Final yr we used an progressive mixture of superior imaging strategies and human stem cell-derived organoids to show that in Rett syndrome, the migration of neurons to the cerebral cortex turns into a lot slower and extremely erratic. These discoveries led to the sobering realization that there might be very early adjustments in mind growth because of the genetic mutations of Rett syndrome.
Q: What’s the significance of seeing this primary analysis obtain medical utility and impression?

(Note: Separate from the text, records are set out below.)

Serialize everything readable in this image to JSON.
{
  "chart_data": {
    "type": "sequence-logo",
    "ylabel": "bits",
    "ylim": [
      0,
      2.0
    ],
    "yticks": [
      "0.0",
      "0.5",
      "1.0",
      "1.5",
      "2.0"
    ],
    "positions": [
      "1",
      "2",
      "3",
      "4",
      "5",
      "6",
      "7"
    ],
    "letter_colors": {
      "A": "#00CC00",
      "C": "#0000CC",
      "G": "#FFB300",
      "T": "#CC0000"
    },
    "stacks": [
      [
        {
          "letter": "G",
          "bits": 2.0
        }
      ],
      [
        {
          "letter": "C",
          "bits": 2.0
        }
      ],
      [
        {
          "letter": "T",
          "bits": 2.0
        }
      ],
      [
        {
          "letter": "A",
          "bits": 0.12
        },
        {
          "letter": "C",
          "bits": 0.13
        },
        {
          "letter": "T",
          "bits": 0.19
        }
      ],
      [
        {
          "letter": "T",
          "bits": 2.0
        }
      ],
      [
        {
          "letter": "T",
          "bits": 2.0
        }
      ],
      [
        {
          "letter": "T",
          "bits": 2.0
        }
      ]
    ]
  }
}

A: By finding out plasticity in regular mice and the basic mechanisms by which synapses change, and therefore change mind perform and habits, we moved into analyzing the impact of a gene that underlies a devastating mind dysfunction. IGF-1 peptide has develop into the very first molecule to achieve this stage for any developmental mind dysfunction in that it’s a mechanism-based therapeutic. Primarily based on an animal mannequin and doing the mechanistic evaluation of why does the gene have an effect on the mind and the way would possibly we offset it, we set the course for the primary drug to deal with Rett syndrome.

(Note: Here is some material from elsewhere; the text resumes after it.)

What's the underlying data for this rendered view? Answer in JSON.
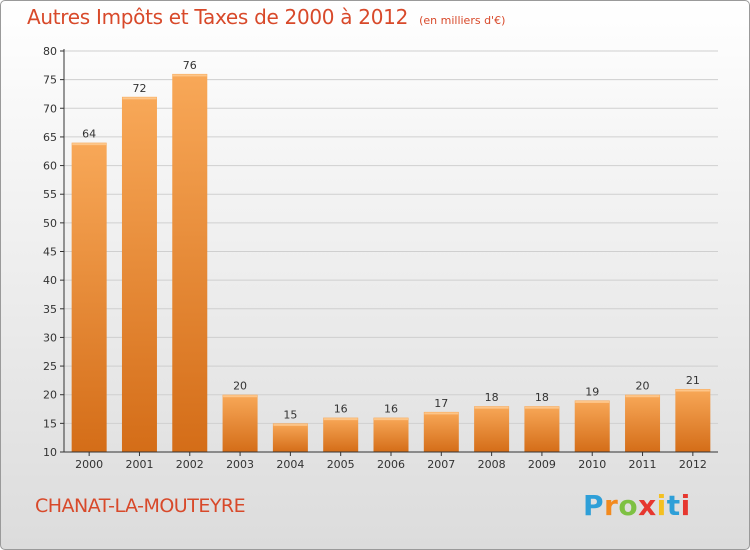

Quite a lot of the early work was Daniela’s perception by way of how to consider primary mechanisms of developmental plasticity and apply them to mind issues. This was fully uncharted territory as as to whether plasticity could be a phenomenon underlying developmental issues, and whether or not the visible cortex within the mouse may then mannequin the dysfunction. And at last we had the concept a molecule that has a task in regulating this plasticity might be utilized to the dysfunction. Many concepts in science don’t work out, however this one did. A number of folks from my lab participated within the discovery. We additionally couldn’t have examined these concepts with out our collaboration with Rudolf Jaenisch and his lab. He was very beneficiant along with his lab’s assets — we had no grant funds for this work at the moment — and our labs have now collaborated on a number of research since then.
It’s the dream of each neuroscientist to have an effect on the world ultimately. And that is my dream come true!